Remstar s’est engagé à diffuser des nouvelles au réseau TQS, mais ce sans bulletins de nouvelles traditionnels. Il s’agirait de manchettes ou de nouvelles brèves réparties dans des émissions du matin ou du retour à la maison.
Remstar a ainsi répliqué, jeudi à Gatineau, aux demandes du CRTC et aux interventions qui ont été entendues par le conseil au cours de ses journées d’audience plus tôt ce mois-ci.
À Montréal et Québec, TQS diffuserait deux heures de nouvelles par semaine, mais ces manchettes et nouvelles seraient intégrées dans les émissions du matin et de retour à la maison.
À Saguenay, Sherbrooke et Trois-Rivières, TQS prévoit que 50 minutes par semaine de nouvelles locales ou régionales seraient intégrées lorsque la station régionale décroche du réseau pour l’émission de retour à la maison.
Après avoir explicitement refusé que le CRTC fasse de la production de nouvelles une condition de licence de TQS – ce qui va au-delà d’un simple engagement que TQS était prêt à prendre – , Remstar et TQS ont demandé une pause.
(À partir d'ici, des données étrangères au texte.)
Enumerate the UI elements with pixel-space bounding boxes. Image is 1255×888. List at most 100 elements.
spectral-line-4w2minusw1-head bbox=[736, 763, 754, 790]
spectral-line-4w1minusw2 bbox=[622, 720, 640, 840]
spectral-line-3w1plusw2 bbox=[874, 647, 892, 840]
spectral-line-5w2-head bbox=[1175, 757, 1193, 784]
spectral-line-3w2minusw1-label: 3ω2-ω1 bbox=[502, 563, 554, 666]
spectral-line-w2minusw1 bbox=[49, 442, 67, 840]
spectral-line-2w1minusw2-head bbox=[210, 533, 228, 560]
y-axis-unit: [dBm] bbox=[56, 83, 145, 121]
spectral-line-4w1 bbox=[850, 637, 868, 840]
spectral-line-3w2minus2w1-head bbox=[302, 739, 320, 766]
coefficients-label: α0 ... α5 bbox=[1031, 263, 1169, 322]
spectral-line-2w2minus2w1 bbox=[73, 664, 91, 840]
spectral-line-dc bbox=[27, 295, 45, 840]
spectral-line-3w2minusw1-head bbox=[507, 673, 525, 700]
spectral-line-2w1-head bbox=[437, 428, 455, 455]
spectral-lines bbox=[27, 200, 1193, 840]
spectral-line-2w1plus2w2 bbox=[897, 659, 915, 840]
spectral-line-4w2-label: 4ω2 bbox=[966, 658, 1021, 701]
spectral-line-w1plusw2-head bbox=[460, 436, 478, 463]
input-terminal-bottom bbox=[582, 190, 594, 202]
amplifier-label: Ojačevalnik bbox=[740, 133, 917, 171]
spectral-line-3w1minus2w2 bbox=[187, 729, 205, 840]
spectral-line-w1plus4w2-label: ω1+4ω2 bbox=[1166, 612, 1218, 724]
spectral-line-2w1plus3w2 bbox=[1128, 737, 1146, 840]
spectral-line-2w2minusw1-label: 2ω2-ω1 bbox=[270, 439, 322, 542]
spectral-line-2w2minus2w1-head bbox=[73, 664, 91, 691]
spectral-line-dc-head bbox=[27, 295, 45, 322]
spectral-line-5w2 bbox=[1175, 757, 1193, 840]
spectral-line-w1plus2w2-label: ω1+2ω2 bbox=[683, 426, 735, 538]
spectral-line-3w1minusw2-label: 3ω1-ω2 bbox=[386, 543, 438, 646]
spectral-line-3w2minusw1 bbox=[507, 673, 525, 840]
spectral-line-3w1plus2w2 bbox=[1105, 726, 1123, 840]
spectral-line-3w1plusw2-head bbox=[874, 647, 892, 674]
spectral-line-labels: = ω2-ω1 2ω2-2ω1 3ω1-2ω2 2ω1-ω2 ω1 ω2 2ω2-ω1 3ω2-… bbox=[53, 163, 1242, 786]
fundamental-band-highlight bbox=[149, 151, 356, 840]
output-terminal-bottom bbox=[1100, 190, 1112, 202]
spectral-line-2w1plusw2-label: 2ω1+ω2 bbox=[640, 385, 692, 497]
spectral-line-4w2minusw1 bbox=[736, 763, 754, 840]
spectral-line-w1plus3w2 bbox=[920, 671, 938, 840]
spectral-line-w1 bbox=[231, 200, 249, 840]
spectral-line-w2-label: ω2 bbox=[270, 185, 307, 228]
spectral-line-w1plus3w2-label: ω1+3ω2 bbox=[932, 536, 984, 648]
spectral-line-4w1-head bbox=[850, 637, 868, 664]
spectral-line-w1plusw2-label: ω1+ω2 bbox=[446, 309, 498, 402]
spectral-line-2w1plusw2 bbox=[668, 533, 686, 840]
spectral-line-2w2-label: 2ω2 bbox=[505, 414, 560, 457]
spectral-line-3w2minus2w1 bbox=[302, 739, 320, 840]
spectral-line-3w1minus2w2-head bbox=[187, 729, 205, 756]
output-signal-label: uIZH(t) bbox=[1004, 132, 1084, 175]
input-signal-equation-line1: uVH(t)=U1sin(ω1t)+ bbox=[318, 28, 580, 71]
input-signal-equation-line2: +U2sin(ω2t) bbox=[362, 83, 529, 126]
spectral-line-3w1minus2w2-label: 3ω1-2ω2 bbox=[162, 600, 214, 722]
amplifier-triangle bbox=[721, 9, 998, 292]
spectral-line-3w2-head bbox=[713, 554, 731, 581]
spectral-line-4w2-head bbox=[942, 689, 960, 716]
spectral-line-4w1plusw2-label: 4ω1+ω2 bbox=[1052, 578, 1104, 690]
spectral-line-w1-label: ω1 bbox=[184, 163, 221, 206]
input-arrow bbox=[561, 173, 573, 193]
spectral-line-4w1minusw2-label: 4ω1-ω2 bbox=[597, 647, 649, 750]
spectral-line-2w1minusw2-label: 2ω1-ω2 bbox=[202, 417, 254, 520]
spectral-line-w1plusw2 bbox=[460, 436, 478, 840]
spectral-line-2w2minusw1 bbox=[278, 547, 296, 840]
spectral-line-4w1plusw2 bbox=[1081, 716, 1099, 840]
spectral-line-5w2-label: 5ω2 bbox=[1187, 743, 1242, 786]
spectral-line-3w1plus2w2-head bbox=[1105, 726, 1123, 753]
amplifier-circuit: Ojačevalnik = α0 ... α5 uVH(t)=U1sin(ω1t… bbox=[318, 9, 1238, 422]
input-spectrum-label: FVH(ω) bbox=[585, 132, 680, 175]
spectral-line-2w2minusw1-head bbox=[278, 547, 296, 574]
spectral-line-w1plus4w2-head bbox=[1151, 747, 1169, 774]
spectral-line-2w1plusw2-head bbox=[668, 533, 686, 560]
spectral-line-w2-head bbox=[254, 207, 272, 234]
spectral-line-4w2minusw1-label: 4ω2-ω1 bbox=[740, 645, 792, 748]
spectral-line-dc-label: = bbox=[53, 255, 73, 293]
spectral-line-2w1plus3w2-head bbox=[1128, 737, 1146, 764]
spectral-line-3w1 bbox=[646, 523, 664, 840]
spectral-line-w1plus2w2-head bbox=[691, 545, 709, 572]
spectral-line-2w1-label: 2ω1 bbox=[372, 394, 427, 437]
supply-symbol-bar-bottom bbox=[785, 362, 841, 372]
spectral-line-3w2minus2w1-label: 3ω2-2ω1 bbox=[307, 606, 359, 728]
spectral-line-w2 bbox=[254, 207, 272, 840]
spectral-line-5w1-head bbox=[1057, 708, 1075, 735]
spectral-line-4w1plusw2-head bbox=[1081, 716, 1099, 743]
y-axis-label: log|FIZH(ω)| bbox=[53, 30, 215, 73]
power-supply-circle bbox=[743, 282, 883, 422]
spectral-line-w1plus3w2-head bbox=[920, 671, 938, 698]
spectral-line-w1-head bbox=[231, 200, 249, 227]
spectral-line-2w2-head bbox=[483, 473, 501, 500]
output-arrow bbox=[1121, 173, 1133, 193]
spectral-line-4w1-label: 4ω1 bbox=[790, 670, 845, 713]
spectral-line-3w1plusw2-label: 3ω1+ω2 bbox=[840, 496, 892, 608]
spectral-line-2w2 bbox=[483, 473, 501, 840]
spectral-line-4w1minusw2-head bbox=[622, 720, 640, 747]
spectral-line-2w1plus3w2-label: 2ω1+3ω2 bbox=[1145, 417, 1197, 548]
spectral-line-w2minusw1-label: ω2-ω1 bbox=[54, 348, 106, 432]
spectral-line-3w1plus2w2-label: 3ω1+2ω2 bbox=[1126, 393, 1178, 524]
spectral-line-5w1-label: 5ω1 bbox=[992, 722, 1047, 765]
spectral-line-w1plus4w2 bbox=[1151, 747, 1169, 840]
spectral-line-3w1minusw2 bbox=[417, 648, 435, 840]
Ils en sont revenus en changeant de cap, s’engageant désormais à accepter que le CRTC en fasse une condition de licence de TQS.
« Si vous deviez exiger que ce soit une condition de licence, mon frère et moi serions prêts à l’accepter », a corrigé Maxime Rémillard.
Finances trop partielles
Remstar a également déposé une lettre démontrant sa capacité financière et le dépôt de 20 millions $ dans un compte bancaire, mais le Conseil de la radiodiffusion et des télécommunications canadiennes (CRTC) s’en est montré insatisfait.
Le CRTC avait exigé un bilan financier plus exhaustif pour démontrer que Remstar avait les reins suffisamment solides pour se porter acquéreur de TQS, un bilan soit de Remstar Corporation, soit des frères Rémillard, les copropriétaires.
Le vice-président du CRTC, Michel Arpin, a fait connaître son impatience au coprésident et chef de la direction de Remstar Diffusion, Maxime Rémillard, affirmant qu’il ne se satisfaisait pas de ce qui avait été déposé. M. Arpin est revenu à la charge, exigeant l’un des deux bilans déjà demandés. « En bas de ça, pas de décision », a tranché le vice-président du CRTC.
Contenu canadien
Questionné par le conseiller Michel Morin sur le non-respect par TQS des règles quant au contenu canadien de la programmation, le vice-président et directeur général Serge Bellerose s’est engagé à corriger ces problèmes de codification et à respecter les règles de contenu canadien.
Ces règles imposent 60 pour cent de contenu canadien de jour et 50 pour cent le soir, ce que TQS ne respectait pas, selon les rapports remis au CRTC.
Remstar a aussi revendiqué l’instauration d’un crédit d’impôt pour compenser les dépenses de main-d’oeuvre encourues pour produire ces nouvelles, arguant que cela contribuerait à préserver des emplois.